Une Obésité maîtrisée : le parcours d’un salarié

Trois ans ont passé.

Yves D. a eu quelques complications de type reflux gastro œsophagien, soulagées par des inhibiteurs de la pompe à protons, mais nécessitant néanmoins des endoscopies régulières.

La fonte musculaire a généré des rachialgies. Il a bénéficié de nombreuses séances de musculation spécifique et les plaintes ont disparu.
La perte de poids a élargi les zones de frottement en particulier au niveau de bras et des cuisses et les zones de macération dans les plis se sont étendues, créant un sérieux inconfort.

Il a fallu 18 mois pour que Yves se stabilise à 89 kg. Il a perdu 35 kg, soit 70% de son surpoids. Son IMC est maintenant de 30. Il n’est plus obèse mais est considéré en surpoids (IMC entre 25 et 30).

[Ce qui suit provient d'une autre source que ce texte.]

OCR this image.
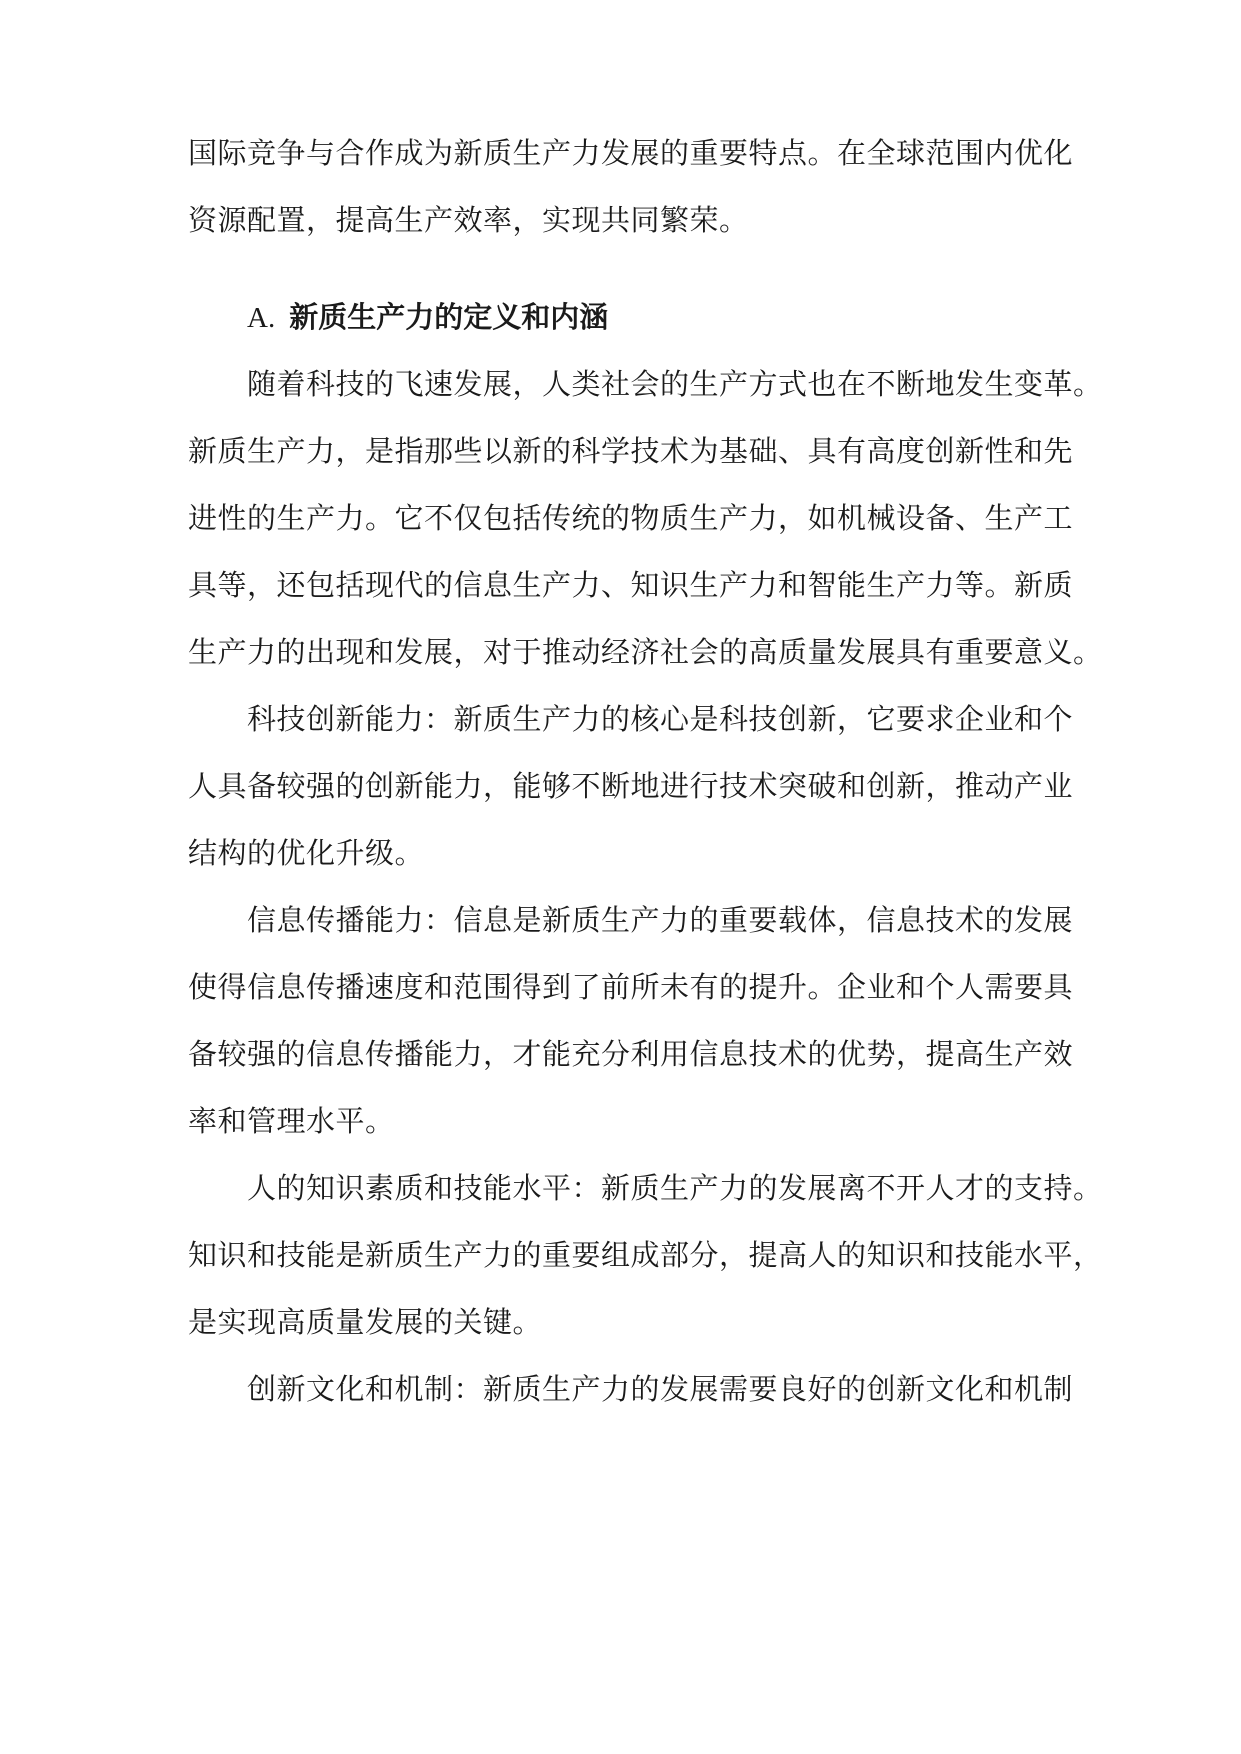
国际竞争与合作成为新质生产力发展的重要特点。在全球范围内优化
资源配置，提高生产效率，实现共同繁荣。
A. 新质生产力的定义和内涵
随着科技的飞速发展，人类社会的生产方式也在不断地发生变革。
新质生产力，是指那些以新的科学技术为基础、具有高度创新性和先
进性的生产力。它不仅包括传统的物质生产力，如机械设备、生产工
具等，还包括现代的信息生产力、知识生产力和智能生产力等。新质
生产力的出现和发展，对于推动经济社会的高质量发展具有重要意义。
科技创新能力：新质生产力的核心是科技创新，它要求企业和个
人具备较强的创新能力，能够不断地进行技术突破和创新，推动产业
结构的优化升级。
信息传播能力：信息是新质生产力的重要载体，信息技术的发展
使得信息传播速度和范围得到了前所未有的提升。企业和个人需要具
备较强的信息传播能力，才能充分利用信息技术的优势，提高生产效
率和管理水平。
人的知识素质和技能水平：新质生产力的发展离不开人才的支持。
知识和技能是新质生产力的重要组成部分，提高人的知识和技能水平，
是实现高质量发展的关键。
创新文化和机制：新质生产力的发展需要良好的创新文化和机制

Les séquelles fonctionnelles et esthétiques, liées à son important amaigrissement ont nécessité le recours à une chirurgie plastique et reconstructive avec plusieurs opérations successives pour enlever les excédents cutanés handicapants au niveau de l’abdomen, des bras, des cuisses et cela a justifié trois arrêts de travail de plusieurs semaines.

Il est suivi dans un CSO (centre spécialisé de l’obésité).
Les comorbidités se sont nettement améliorées : les traitements antihypertenseurs et antidiabétiques ont été adaptés.
Il utilise toujours la nuit son appareil à pression positive.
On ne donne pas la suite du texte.